The Dow Jones Industrial Average experienced a notable decline on Friday, while the Nasdaq, which focuses heavily on tech stocks, managed to recover from a downward trend that lasted for a week. This turnaround came following Wall Street’s roughest trading session in over a month.
By around 12:20 p.m. ET, the Dow was down by 107 points, which is approximately 0.2%.
In contrast, the S&P 500 saw an uptick of 0.5%, and the Nasdaq increased by 0.8%, poised to break a three-day losing streak.
Tech stocks were on the mend after enduring significant downtrends, mainly due to investor worries about potential overvaluation and fears of an AI “bubble” among artificial intelligence companies.
Among the major tech players, Nvidia, AMD, and Broadcom saw increases of 1.7%, 1.8%, and 1.3%, respectively.
Other notable stocks from the “Magnificent Seven” also rebounded, with Tesla rising by 1.7% after a shaky start to the day. Meta, Apple, and Microsoft climbed by 0.3%, 1%, and 1.3% respectively.

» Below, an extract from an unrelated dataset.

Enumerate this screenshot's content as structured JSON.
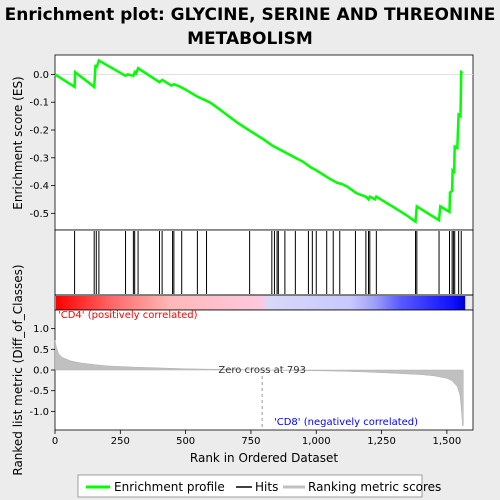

Despite the downfall of the Technology Select Sector SPDR Fund by 2% on Thursday, it bounced back with a rise of 1.4% on Friday.
On the other hand, Bitcoin took a hit, falling by 2.8% to $96,922.63, as investors pulled back from more volatile stocks.
Investor anxiety regarding excessive spending on AI by U.S. companies—some having already shelled out billions—has shaken the markets over the past couple of weeks.
Rick Gardner, the chief investment officer at RGA Investments, commented that investors have been anticipating a market bump that hasn’t yet materialized. He added, “Stock prices don’t rise in a straight line; a pullback was to be expected.”
Meanwhile, the U.S. government reopened on Thursday after its longest shutdown ever, alleviating some worries regarding SNAP benefits and federal employment. However, White House press secretary Caroline Levitt indicated that certain federal statistics for October may never see the light of day.
Kevin Hassett, director of the National Economic Council, mentioned that finalization of October’s jobs report will occur post-delay and that it won’t include the unemployment rate.
Though some economic data is becoming accessible again, there remains concern over an “economic blackout” that’s yet to be fully resolved, which Gardner believes contributes to the fluctuations in stock performance. He forecasts potential market upsides in the coming months as more economic data becomes available.
Additionally, data related to inflation and labor conditions are pivotal in guiding the Federal Reserve’s decisions. Notably, the likelihood of a rate cut during the upcoming FOMC meeting on December 10 has diminished since the announcement that some economic data might not be published, according to CME FedWatch.
Investors are feeling jittery, trying to discern if there’s any underlying weakness in the labor market or inflationary trends as stocks reach new peaks.